(Photo by: Jami Buck-Vance)
A day removed from a pit of Mexican fire in my stomach – it had burned bright with tequila and salt – I comfortably reflect on Zona Polanco in Distrito Federal Mexico.
Polanco, in effect the Beverly Hills of Mexico, from Burberry to Gucci to my favorite: the eclectic Common People, where we bought beautiful soaps and bath salts and a bright magnet of the Lady of Guadalupe, radiant against a red background. That’s Mexico for you these days – radiant and resilient, yet against a red background of worsening drug violence. We didn’t see many other American tourists but felt safe.
Mexico City has more density than NYC and is vaster than LA, with a total population roughly equal to both combined. Thirty million people hived around us there, yet the affluence of Polanco was most striking. The pedigreed pooches in sweaters and bows, with well-coiffed and attired owners in tow, themselves with expensive sweaters tied around their necks. The rolling tree-canopied park and the fine shopping, and the restaurants where I found so many friendly tables.
Past the biggest flag I’ve ever seen, one Zona over is the giant park, the lake where families and couples cruise on peddled boats, the museums and street food vendors. On a Sunday afternoon, we strolled amongst thousands. One street vendor saying, “Wow,” at the beauty of my lady, as the sugar of the churros stuck to our hands. We stopped in for a margarita at a swank spot and then were given a free ride back to our hotel in their courtesy van. The night still awaiting us.
Fitting that I’d just bought a souvenir folk art miniature Mexican Cantina in Cuernavaca, I thought, as we explored the nightlife in Mexico City, with somewhat mixed results.
Before all this, was the mansion once-owned by the lovely Hollywood actress named Bardot in Cuernavaca, Land of Eternal Spring. Cuernavaca is a city of around one million, a city behind gated walls that opened to reveal large homes with gardens and outdoor space. The place we stayed, cobalt and white and flowing and as majestic in taste and decoration as any I’ve seen. The guest house alone was a shrine to all that is good about Mexico, and there’s so much.
The smell of steaming tamales removed from foil and banana leaves, for breakfast. The memory of Texas relatives that loved the culture. The feel of being seated outside under a temperate sky and consuming cold Mexican beer with limes sliced sideways, with the woman I love. The thronging Zocalo and the reverence and spectacle of ornate churches. The taste of piquant salsa verde and handmade tortillas. The art and color – yellow, cobalt blue, galaxy blue, Aztec blue, pink, hot pink, red, orange, all pop against the browns and tans.
To-and-fro Cuernavaca, we traveled by luxury bus, from the airport in D.F., where we shared our first mexican meal, a delicious bistec torta (sandwich). The city is mammoth from the air and feels enormous while navigated by auto. Housing packed on top of shallow stores and restaurants selling food and goods to the multitudinous masses. Soccer facilities and parks along the graffitied Metro train line, as we bounced in the bus through the crush of traffic.
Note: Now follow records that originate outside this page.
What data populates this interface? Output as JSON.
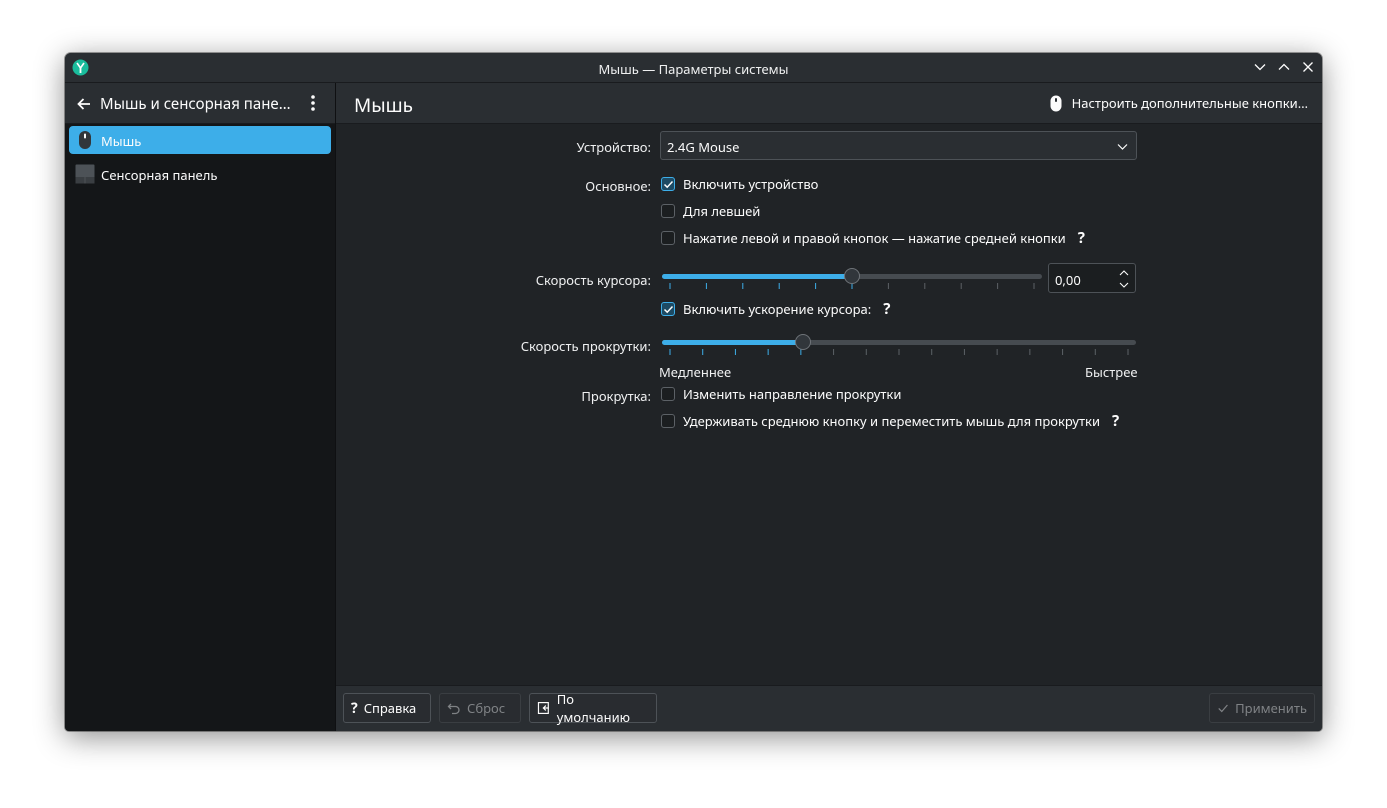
{
  "window": {
    "title": "Мышь — Параметры системы"
  },
  "sidebar": {
    "header_title": "Мышь и сенсорная пане…",
    "items": [
      {
        "label": "Мышь",
        "icon": "mouse-icon",
        "active": true
      },
      {
        "label": "Сенсорная панель",
        "icon": "touchpad-icon",
        "active": false
      }
    ]
  },
  "main": {
    "title": "Мышь",
    "extra_buttons_label": "Настроить дополнительные кнопки…"
  },
  "form": {
    "device_label": "Устройство:",
    "device_value": "2.4G Mouse",
    "general_label": "Основное:",
    "enable_device": {
      "label": "Включить устройство",
      "checked": true
    },
    "left_handed": {
      "label": "Для левшей",
      "checked": false
    },
    "middle_emulation": {
      "label": "Нажатие левой и правой кнопок — нажатие средней кнопки",
      "checked": false
    },
    "pointer_speed_label": "Скорость курсора:",
    "pointer_speed_value": "0,00",
    "pointer_speed_fraction": 0.5,
    "pointer_accel": {
      "label": "Включить ускорение курсора:",
      "checked": true
    },
    "scroll_speed_label": "Скорость прокрутки:",
    "scroll_speed_fraction": 0.29,
    "slower_label": "Медленнее",
    "faster_label": "Быстрее",
    "scrolling_label": "Прокрутка:",
    "invert_scroll": {
      "label": "Изменить направление прокрутки",
      "checked": false
    },
    "middle_scroll": {
      "label": "Удерживать среднюю кнопку и переместить мышь для прокрутки",
      "checked": false
    },
    "help_glyph": "?"
  },
  "footer": {
    "help_label": "Справка",
    "reset_label": "Сброс",
    "defaults_label": "По умолчанию",
    "apply_label": "Применить"
  },
  "colors": {
    "accent": "#3daee9",
    "background": "#202326",
    "header": "#2a2e32"
  }
}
Followed by the rurality of mountains and fields of hay that is most of the land in the nation of Mexico. Coming into Cuernavaca, we felt the energy rise again. And life did pulse there, with the same Mexican fire that we felt of the biggest city in the world, 100 years after the revolution, 200 years after declaring independence from Spain.
Students flock to Cuernavaca to study Spanish; while Capitalinos (as residents of D.F. are known) retreat the short distance to Cuernavaca for cleaner air and relative calm. Mariachi players wait near the Zocalo in full uniform ready to be rented to play. And a raucous mid-day celebration once swept us up, a tipsy local painted as an Indian for the festivities putting his arm around me and introducing himself and his less than pleased date, as we charged down the street with them. He told me I should have been out there at 10 a.m.
The silver town of Taxco that we visited on a day trip was brimming with humanity – flooding narrow city streets, full of pedestrians and vehicles and thousands of shops, every structure white with only black-lettered signage. There, I prayed in the most ornate church I’ve ever seen and then had a drink at the rooftop bar across the plaza. Next, dinner included chicken enchiladas and a hilltop view of the entire village from a large restaurant/hotel.
Our last night in Cuernavaca, fireworks bombastically filled the air from the club next door, as we finished with fine dining in a gorgeous open air restaurant. The Mexican night felt so perfect to us, under the candle and lamplight. And we anticipated the frenetic energy of the megalopolis of D.F., which was again on our agenda.
Back inside the mansion that night, we settled in to fall asleep and then were at one point suddenly awakened to noises on the tiled ceiling. We moved to the kitchen, and two curious Coatis glanced at us through a window from atop the property’s wall, before one bounded over the other as they exited our view. The magic of Mexico evident to us.